Business Standard

Trusts of G M Rao, sons & son-in-law get equal control of GMR Holdings

25% each in the holding company to give them indirect control of 17.5% each in GMR Infra

Raghuvir Badrinath Bangalore
Shareholding in GMR Holdings, the apex decision-making body for the GMR group, including flagship publicly-held GMR Infra, has been divided equally among four key trusts — one each owned by Group Chairman G M Rao, his two sons and son-in-law.

The changed structure, executed through an off-market transfer after Sebi approval, means the four trusts get indirect control of 17.57 per cent each in GMR Infra, in which GMR Holdings has a 70.3 per cent stake.

The move to bring shared ownership has come within weeks of the apex body revamping its management structure by making Kiran Grandhi, Rao’s younger son, the corporate chairman. Now, Grandhi will be MD of GMR Infra and will lead key functions of group strategy and finance.

Industry analysts tracking family businesses said many corporate houses in India had been experimenting with several permutations and combinations to institutionalise their organisation. GMR, they said, had been one of the few that were structuring their groups for the future in a very professional manner.
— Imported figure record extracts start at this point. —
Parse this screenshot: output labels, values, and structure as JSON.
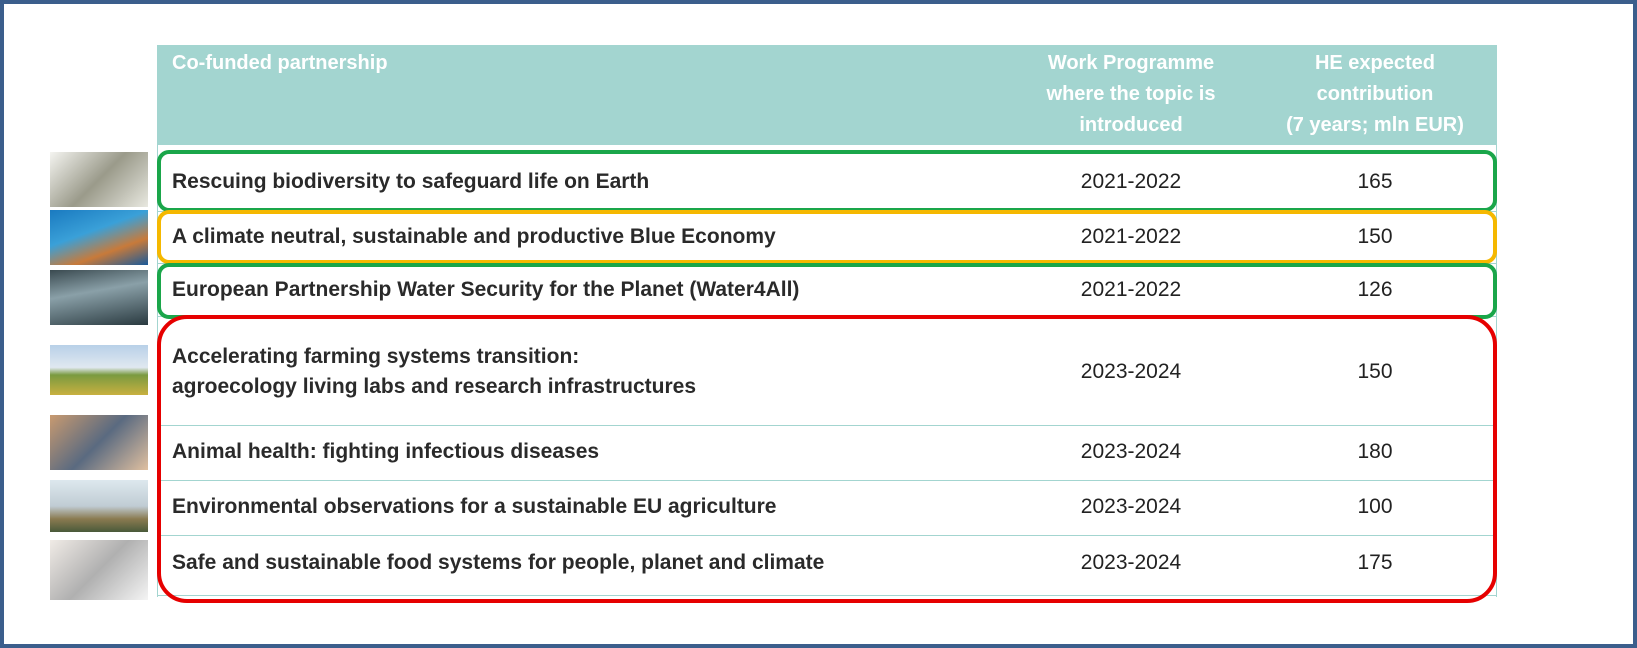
{
  "table": {
    "header": [
      [
        "Co-funded partnership"
      ],
      [
        "Work Programme",
        "where the topic is",
        "introduced"
      ],
      [
        "HE expected",
        "contribution",
        "(7 years; mln EUR)"
      ]
    ],
    "rows": [
      {
        "name": [
          "Rescuing biodiversity to safeguard life on Earth"
        ],
        "work_programme": "2021-2022",
        "contribution": "165"
      },
      {
        "name": [
          "A climate neutral, sustainable and productive Blue Economy"
        ],
        "work_programme": "2021-2022",
        "contribution": "150"
      },
      {
        "name": [
          "European Partnership Water Security for the Planet (Water4All)"
        ],
        "work_programme": "2021-2022",
        "contribution": "126"
      },
      {
        "name": [
          "Accelerating farming systems transition:",
          "agroecology living labs and research infrastructures"
        ],
        "work_programme": "2023-2024",
        "contribution": "150"
      },
      {
        "name": [
          "Animal health: fighting infectious diseases"
        ],
        "work_programme": "2023-2024",
        "contribution": "180"
      },
      {
        "name": [
          "Environmental observations for a sustainable EU agriculture"
        ],
        "work_programme": "2023-2024",
        "contribution": "100"
      },
      {
        "name": [
          "Safe and sustainable food systems for people, planet and climate"
        ],
        "work_programme": "2023-2024",
        "contribution": "175"
      }
    ]
  }
}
The GMR group has put in place an extensive family constitution, which clearly spells out various aspects, including the crucial succession plan, in which it has been aided by Rao’s long-time associate Prasad M Kumar, who is on the board of GMR Holdings as business chairman (institution building & governance) and has over 40 years of experience of working at diverse organisations in senior leadership and consulting positions.

In this role, he is responsible for providing strategic direction to institution building, corporate governance, sustainability, family office, emerging business, human resources, etc.

“This move to share GMR Holdings among the four trusts is certainly not part of a succession plan. It’s more of executing the family constitution of taking forward the agreed policies of co-ownership and partnership,” a senior GMR Group official noted.

GMR Group spokesperson said the process followed the agreed policies in the GMR family constitution. “The GMR family believes in good corporate governance, which can be achieved through family governance systems in family-owned businesses. The GMR family constitution is a sophisticated document, crafted participatively over several years, involving all senior family members. It lays down various governance policies aimed at institutional perpetuity of the family business.
This process emphasises the spirit of partnership and is not intended to accentuate rights and stakes,” the spokesperson added.

He further clarified the shares transferred to the four trusts were those of the holding company, GMR Holding, which was a private limited firm, so its shares were not freely transferable in terms of the articles of association and according to the provisions of the Companies Act.